Sure, I had her dad, and a few other close family members, but what I wanted most was friends. My greatest comfort came through the support of countless women in online groups who shared in my circumstances—strangers. They spoke openly with me. They told me it was okay to cry and be angry because I didn't understand why God took my baby. They reassured me that it was okay to grieve the loss of my daughter for as long as I wanted to. They recognized our loss as a true loss. It felt good to speak about Zoe and know that so many people understood me. It felt good to hear others use her name, call her an angel baby, and truly understand how that empty room in our house breaks my heart every day. Deep down, I wished this same level of support was coming from those near and dear to me.

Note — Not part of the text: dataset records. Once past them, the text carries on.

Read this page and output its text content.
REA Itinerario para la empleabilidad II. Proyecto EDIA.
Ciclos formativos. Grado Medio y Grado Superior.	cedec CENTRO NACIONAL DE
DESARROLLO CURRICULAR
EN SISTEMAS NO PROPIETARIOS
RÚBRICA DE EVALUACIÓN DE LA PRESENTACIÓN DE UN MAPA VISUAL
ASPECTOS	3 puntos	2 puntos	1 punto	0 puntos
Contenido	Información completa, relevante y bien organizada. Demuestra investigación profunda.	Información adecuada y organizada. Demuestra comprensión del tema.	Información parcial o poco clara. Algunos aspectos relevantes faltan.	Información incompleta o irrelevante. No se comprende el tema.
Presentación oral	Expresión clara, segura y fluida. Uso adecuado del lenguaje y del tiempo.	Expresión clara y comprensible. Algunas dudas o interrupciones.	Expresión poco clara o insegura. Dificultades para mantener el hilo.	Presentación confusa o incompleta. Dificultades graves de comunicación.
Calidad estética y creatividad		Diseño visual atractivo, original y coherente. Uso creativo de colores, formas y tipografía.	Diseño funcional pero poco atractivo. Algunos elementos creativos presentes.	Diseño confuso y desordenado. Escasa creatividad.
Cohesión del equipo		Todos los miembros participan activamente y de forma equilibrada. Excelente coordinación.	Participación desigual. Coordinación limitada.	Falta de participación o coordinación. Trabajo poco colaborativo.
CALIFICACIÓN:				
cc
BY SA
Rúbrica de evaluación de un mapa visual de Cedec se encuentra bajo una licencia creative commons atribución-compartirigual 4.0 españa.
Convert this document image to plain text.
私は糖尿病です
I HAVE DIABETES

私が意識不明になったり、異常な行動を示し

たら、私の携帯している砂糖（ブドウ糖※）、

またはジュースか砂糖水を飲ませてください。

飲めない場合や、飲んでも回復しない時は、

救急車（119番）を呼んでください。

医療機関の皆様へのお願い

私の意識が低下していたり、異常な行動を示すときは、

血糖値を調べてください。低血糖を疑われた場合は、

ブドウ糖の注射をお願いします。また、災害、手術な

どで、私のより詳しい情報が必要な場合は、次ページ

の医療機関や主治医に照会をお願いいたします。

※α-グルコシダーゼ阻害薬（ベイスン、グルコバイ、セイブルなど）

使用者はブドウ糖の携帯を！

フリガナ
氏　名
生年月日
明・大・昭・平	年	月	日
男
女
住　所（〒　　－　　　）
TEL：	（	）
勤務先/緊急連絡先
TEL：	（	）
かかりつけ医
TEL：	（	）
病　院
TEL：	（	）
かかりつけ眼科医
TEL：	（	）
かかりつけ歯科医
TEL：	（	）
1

I get it—sometimes it's extremely hard to connect or sympathize with someone who has circumstances that are foreign to you. Even if your sister or mom had a miscarriage, that doesn't bring you close to touching that pain that the woman suffers, as her womb is no longer protecting the delicate being that was soon to be in her arms. It doesn't place you any closer to the man whose heart hurts and yearns to hold his baby in his arms and finally get to understand how mama fell in love. There is something that the common person may not understand, but I believe we come closer to understanding through discussion.
Speaking openly about miscarriage changes things. People learn that those who suffer them have lost children, and are in pain and do need support. When we are silent, I believe that others think we are okay. This is not to say that others will immediately understand, but it's a start to helping them do so. We shouldn't be ashamed to speak about our losses. We also shouldn't have to justify their roles in our lives as real.
Every day, we walk past our daughter's cremated remains. Until we decide to scatter them, this is how we are able to hold her whenever we want to. Many people have cremated their babies. Many have buried them. Those were real babies. They existed and will continue to exist forever in the hearts of those who lost them. Please don't shut them—us— out. Speak to your friends and family who have experienced pregnancy loss. If you can't say anything, at least assure them that you are there. I promise, it makes all the difference.